December 01, 2004

Dividends that US shareholders receive from foreign corporations sometimes qualify for tax at a reduced rate of 15%.

The IRS answered questions about when the lower rate applies in mid-October.

The lower tax rate can only be claimed by individuals – not corporations. It will remain in effect only through 2008 unless extended by Congress. Dividends from a foreign corporation qualify only in three circumstances. They qualify if the foreign corporation is incorporated in a US possession, like Puerto Rico or the US Virgin Islands. They qualify if the dividend is paid on shares of a foreign corporation that are “readily tradable on an established securities market in the United States.” An example is dividends paid on American depository receipts, or “ADRs,” that are traded on a US stock exchange.

Dividends paid by a foreign corporation also qualify if the foreign corporation is entitled to benefits under a “comprehensive” tax treaty between its country of residence and the United States, but only if the treaty has provisions requiring the sharing of information between tax authorities in the two countries.

Certain types of foreign corporations are ineligible. An example is any foreign corporation that the US tax laws label a PFIC – or “passive foreign investment company.”  This is a foreign corporation that earns a large amount of dividends, interest or other “passive” income or a sizable percentage of whose assets are the kinds of assets that generate such income. Foreign corporations are not PFICs if a majority of the shares are owned by US persons each of whom owns at least 10% of the shares.

With that background, the IRS said in October that the 15% rate cannot be claimed on “subpart F income”— or corporate earnings that are taxed to US shareholders under lookthrough rules without waiting for the foreign corporation actually to pay a dividend.

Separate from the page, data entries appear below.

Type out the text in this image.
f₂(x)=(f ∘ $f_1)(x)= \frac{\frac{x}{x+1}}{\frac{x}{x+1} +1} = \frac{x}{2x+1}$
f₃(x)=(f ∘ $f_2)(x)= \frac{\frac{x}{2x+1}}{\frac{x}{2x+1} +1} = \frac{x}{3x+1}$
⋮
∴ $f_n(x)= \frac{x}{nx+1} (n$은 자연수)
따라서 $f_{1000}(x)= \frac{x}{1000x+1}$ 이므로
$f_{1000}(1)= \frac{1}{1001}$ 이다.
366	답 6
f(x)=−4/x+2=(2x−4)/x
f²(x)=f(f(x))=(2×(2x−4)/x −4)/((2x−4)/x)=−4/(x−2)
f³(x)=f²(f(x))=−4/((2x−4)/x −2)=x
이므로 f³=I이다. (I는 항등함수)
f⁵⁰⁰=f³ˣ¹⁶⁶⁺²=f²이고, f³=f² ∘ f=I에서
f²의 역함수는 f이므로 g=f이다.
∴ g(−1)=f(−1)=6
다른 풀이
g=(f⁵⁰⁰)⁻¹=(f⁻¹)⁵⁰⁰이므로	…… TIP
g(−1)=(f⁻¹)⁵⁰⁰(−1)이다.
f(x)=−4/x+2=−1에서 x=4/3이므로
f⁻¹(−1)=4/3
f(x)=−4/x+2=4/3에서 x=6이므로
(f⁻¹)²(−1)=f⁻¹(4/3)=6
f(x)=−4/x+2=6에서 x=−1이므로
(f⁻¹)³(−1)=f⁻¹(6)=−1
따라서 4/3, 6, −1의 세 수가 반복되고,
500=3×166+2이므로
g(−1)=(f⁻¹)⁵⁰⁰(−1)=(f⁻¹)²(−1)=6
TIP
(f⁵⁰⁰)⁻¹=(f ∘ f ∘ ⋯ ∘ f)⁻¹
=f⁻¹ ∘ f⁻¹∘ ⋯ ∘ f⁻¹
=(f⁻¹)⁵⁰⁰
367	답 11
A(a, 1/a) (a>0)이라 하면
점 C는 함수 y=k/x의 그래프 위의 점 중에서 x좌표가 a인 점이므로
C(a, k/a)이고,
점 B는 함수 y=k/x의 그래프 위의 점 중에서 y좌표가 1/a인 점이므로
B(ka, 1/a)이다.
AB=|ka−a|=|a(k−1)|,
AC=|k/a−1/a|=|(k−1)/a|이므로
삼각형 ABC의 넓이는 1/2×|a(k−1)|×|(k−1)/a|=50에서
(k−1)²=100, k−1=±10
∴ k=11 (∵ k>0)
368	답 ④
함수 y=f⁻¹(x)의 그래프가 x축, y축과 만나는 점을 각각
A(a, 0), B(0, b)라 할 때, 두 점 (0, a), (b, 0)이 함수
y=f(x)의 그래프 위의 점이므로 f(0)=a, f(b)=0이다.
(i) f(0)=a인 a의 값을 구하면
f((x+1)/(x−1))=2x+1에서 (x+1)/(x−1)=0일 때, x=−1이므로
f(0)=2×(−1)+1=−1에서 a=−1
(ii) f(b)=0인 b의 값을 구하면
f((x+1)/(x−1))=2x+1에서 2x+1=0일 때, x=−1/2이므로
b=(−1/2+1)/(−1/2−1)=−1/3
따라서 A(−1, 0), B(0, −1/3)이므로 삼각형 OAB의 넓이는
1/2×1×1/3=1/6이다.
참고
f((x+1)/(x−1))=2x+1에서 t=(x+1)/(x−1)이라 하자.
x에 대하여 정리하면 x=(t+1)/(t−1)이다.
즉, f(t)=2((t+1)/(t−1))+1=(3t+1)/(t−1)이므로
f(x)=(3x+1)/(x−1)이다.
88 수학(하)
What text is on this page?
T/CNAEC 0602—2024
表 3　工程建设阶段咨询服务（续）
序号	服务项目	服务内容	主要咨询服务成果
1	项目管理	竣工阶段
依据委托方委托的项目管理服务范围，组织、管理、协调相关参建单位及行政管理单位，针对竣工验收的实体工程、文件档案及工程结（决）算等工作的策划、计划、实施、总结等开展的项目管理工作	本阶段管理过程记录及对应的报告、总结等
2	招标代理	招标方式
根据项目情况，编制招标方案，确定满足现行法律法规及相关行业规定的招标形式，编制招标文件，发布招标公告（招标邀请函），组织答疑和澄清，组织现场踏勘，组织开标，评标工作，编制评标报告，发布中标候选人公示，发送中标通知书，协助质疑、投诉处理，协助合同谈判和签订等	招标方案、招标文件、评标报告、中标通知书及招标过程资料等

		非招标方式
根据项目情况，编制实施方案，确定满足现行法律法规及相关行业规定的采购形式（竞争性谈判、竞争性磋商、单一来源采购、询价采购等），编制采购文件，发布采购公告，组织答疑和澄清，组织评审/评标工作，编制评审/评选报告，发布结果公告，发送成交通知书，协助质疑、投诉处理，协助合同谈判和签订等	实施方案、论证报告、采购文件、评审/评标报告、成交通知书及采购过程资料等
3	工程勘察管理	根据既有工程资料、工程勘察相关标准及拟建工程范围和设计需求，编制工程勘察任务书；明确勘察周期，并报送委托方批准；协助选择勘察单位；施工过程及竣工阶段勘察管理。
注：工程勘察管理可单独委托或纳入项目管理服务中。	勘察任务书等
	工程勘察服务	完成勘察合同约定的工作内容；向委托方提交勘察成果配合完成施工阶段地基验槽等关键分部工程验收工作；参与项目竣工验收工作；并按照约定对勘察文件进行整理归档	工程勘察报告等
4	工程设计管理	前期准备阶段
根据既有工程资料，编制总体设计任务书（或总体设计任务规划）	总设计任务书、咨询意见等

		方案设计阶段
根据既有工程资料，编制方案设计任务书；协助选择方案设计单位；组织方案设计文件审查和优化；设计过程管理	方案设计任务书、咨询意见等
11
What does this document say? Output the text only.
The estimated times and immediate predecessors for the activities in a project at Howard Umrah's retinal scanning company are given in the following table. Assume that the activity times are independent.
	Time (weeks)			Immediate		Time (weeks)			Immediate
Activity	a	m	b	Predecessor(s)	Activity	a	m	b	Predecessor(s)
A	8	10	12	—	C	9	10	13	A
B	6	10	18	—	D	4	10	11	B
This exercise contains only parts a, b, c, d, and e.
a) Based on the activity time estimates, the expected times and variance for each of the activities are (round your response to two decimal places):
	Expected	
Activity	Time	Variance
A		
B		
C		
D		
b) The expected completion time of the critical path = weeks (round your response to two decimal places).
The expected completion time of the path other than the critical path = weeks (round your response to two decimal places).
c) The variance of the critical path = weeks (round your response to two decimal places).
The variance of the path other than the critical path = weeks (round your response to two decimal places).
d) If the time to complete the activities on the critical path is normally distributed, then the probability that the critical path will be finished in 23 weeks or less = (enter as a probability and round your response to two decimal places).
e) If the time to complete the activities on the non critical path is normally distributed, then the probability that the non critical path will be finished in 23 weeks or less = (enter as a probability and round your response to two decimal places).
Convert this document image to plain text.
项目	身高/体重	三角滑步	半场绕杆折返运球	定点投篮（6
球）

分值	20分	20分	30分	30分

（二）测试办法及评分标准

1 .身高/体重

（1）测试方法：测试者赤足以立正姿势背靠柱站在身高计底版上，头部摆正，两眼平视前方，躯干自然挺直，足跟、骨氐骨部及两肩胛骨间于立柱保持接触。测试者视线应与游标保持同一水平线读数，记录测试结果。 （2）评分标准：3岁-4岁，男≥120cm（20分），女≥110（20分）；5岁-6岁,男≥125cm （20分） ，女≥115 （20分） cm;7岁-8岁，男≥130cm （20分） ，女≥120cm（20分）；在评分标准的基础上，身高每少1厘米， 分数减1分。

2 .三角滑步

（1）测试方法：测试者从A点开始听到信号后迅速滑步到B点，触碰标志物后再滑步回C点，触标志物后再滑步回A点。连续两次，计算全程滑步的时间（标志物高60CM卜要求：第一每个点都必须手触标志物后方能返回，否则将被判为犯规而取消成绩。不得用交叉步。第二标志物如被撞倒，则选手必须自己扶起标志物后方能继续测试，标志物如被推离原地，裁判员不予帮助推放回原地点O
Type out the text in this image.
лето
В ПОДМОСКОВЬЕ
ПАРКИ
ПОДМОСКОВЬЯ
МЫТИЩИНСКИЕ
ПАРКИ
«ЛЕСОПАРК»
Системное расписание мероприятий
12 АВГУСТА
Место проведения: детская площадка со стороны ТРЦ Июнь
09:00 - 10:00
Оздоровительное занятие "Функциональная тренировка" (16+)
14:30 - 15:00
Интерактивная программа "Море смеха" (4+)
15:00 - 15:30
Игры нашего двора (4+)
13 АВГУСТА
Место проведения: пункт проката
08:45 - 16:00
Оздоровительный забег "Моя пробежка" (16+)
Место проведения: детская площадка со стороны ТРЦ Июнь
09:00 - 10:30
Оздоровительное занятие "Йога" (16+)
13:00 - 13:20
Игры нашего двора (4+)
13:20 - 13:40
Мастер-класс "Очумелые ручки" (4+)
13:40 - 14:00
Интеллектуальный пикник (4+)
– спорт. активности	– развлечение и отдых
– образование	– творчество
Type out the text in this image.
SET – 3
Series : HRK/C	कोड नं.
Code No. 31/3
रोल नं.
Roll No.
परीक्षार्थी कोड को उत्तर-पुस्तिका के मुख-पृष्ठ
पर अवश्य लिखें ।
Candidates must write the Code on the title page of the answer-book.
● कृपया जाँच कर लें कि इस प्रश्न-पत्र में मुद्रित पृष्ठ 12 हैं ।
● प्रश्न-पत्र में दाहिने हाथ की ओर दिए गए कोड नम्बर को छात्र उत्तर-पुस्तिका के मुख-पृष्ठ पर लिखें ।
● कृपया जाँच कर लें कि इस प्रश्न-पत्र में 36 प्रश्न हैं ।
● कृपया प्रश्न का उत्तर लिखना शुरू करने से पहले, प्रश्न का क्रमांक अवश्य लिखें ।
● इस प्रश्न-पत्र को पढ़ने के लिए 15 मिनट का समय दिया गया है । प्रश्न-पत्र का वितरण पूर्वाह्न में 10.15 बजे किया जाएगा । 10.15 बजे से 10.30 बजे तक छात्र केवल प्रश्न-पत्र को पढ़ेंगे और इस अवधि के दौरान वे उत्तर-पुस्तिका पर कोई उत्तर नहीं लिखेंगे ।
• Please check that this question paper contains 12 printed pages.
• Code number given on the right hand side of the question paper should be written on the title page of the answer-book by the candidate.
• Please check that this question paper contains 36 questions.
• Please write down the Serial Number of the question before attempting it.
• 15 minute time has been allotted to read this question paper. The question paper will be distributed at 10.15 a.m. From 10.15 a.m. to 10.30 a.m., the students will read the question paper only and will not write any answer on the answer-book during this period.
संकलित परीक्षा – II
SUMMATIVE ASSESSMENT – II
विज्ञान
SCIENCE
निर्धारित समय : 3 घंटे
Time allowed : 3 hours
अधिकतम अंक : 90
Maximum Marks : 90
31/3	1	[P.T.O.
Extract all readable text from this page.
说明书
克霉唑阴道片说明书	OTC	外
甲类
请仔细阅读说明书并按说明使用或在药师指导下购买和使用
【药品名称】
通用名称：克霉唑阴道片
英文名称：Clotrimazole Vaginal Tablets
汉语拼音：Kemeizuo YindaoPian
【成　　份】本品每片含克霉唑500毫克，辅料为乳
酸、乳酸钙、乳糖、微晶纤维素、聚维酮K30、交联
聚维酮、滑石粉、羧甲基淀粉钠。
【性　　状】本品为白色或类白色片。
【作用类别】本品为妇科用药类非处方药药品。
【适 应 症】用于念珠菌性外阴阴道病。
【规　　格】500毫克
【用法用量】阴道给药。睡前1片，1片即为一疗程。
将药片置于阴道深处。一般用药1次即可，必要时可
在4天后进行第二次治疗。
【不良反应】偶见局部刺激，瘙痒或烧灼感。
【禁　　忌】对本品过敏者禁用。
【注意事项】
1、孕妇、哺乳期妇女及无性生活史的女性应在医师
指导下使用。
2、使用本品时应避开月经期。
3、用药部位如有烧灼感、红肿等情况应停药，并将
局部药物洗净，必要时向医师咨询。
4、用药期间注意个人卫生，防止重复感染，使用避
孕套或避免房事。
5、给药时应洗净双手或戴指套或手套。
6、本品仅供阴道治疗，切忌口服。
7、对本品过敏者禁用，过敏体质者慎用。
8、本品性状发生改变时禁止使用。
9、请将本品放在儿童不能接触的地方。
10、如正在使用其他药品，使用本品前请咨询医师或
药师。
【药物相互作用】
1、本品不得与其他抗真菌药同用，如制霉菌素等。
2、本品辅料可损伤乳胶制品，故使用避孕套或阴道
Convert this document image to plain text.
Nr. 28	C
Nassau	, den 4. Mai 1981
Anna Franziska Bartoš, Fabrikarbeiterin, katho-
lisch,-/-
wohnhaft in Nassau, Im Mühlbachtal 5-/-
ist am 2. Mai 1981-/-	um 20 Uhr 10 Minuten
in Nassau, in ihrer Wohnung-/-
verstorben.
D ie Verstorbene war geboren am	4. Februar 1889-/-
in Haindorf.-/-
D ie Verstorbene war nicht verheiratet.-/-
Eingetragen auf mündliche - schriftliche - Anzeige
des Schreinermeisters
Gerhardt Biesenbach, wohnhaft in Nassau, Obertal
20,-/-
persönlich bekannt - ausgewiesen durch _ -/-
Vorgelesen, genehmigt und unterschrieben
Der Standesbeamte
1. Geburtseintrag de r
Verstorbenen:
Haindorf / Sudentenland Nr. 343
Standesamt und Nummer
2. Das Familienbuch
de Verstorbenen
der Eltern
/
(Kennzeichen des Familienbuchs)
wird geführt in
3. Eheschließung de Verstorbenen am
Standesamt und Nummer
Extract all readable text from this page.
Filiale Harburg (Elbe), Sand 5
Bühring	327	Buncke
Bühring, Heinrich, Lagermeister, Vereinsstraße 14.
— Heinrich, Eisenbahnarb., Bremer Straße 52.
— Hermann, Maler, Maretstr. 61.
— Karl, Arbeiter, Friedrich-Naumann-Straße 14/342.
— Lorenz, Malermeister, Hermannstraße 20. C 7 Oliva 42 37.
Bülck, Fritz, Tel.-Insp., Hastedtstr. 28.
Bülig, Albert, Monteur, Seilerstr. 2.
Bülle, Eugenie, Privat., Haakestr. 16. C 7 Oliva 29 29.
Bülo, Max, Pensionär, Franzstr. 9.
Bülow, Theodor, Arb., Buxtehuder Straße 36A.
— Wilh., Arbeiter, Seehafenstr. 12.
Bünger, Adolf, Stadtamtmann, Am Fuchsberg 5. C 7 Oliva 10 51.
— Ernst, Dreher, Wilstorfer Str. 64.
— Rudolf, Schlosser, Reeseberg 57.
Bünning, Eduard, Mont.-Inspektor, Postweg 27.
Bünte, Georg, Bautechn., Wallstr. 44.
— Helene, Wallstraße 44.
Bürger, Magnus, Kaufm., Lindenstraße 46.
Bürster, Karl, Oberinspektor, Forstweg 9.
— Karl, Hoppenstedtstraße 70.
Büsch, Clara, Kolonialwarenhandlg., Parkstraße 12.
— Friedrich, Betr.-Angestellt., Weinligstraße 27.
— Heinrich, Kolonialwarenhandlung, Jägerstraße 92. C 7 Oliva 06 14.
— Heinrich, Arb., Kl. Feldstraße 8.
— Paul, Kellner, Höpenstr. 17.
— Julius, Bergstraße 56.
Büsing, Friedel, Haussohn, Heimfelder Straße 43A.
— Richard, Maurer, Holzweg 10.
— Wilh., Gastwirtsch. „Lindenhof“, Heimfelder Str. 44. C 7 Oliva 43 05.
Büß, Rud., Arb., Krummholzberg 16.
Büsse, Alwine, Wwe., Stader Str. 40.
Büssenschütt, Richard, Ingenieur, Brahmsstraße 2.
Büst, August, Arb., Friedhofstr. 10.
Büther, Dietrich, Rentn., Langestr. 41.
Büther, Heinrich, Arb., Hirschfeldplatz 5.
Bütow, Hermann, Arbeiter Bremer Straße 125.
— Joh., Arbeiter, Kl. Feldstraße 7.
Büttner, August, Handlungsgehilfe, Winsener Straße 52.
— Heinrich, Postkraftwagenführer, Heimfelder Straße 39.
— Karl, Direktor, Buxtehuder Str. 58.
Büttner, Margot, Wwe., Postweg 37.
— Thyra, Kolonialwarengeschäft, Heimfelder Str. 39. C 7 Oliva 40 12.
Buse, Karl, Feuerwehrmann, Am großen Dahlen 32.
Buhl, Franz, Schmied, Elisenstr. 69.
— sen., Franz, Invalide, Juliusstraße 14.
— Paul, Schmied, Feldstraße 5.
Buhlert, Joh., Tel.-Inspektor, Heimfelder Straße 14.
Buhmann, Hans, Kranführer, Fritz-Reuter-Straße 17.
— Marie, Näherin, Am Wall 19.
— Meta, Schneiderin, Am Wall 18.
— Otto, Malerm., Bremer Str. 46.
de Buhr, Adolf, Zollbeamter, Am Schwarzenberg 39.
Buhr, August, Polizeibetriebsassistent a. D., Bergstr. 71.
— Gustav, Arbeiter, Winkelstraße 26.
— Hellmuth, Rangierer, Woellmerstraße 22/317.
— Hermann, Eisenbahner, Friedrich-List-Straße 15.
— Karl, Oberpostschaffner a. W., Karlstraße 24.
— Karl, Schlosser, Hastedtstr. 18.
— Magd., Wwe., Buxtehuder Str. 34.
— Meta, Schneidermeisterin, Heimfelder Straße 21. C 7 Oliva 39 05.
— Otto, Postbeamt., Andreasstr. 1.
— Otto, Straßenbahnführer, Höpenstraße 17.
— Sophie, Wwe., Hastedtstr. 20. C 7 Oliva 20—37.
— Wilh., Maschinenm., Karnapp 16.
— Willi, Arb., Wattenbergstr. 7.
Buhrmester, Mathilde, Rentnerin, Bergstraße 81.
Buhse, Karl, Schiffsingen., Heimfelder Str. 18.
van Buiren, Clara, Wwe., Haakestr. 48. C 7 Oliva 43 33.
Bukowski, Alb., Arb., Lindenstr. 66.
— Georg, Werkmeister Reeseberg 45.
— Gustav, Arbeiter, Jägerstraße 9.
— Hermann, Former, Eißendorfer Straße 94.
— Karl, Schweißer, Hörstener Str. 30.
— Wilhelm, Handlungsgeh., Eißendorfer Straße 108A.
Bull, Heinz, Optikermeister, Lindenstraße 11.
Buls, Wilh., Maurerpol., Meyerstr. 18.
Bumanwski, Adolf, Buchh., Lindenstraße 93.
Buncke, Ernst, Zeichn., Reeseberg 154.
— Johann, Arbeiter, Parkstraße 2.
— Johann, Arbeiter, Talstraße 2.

However, it does apply to “section 1248 inclusions.” A foreign corporation might accumulate earnings without distributing them as dividends to shareholders. Later, when a shareholder sells his shares, he will receive a higher price that reflects the undistributed earnings still parked in the offshore corporation. In the distant past, shareholders might have tried to do this to get capital gains rates on the earnings. However, section 1248 of the US tax code recharacterizes part of the sales proceeds – up to the amount of undistributed earnings – as a “dividend.” The IRS said any such recharacterized income qualifies for the 15% rate.

The IRS also said that whether dividends from a foreign corporation that is a PFIC qualify must be made on a shareholder-by-shareholder basis. Thus, dividends paid to one shareholder might be taxed at the 15% rate while dividends paid to other shareholders are not. In general, since January 1, 1998, a corporation cannot be a PFIC if a majority of its shareholders are US persons each of whom owns at least 10% of the shares. The agency cautioned that if the foreign corporation was a PFIC before this date, then it remains a PFIC and its dividends will not qualify for the lower tax rate.

The IRS guidance is in Notice 2004-70.

The 15% tax rate has complicated foreign tax planning for outbound investments by US private equity funds. To the extent the funds raise capital from individuals, they have had to pay attention in structuring offshore investments to take advantage of the 15% rate.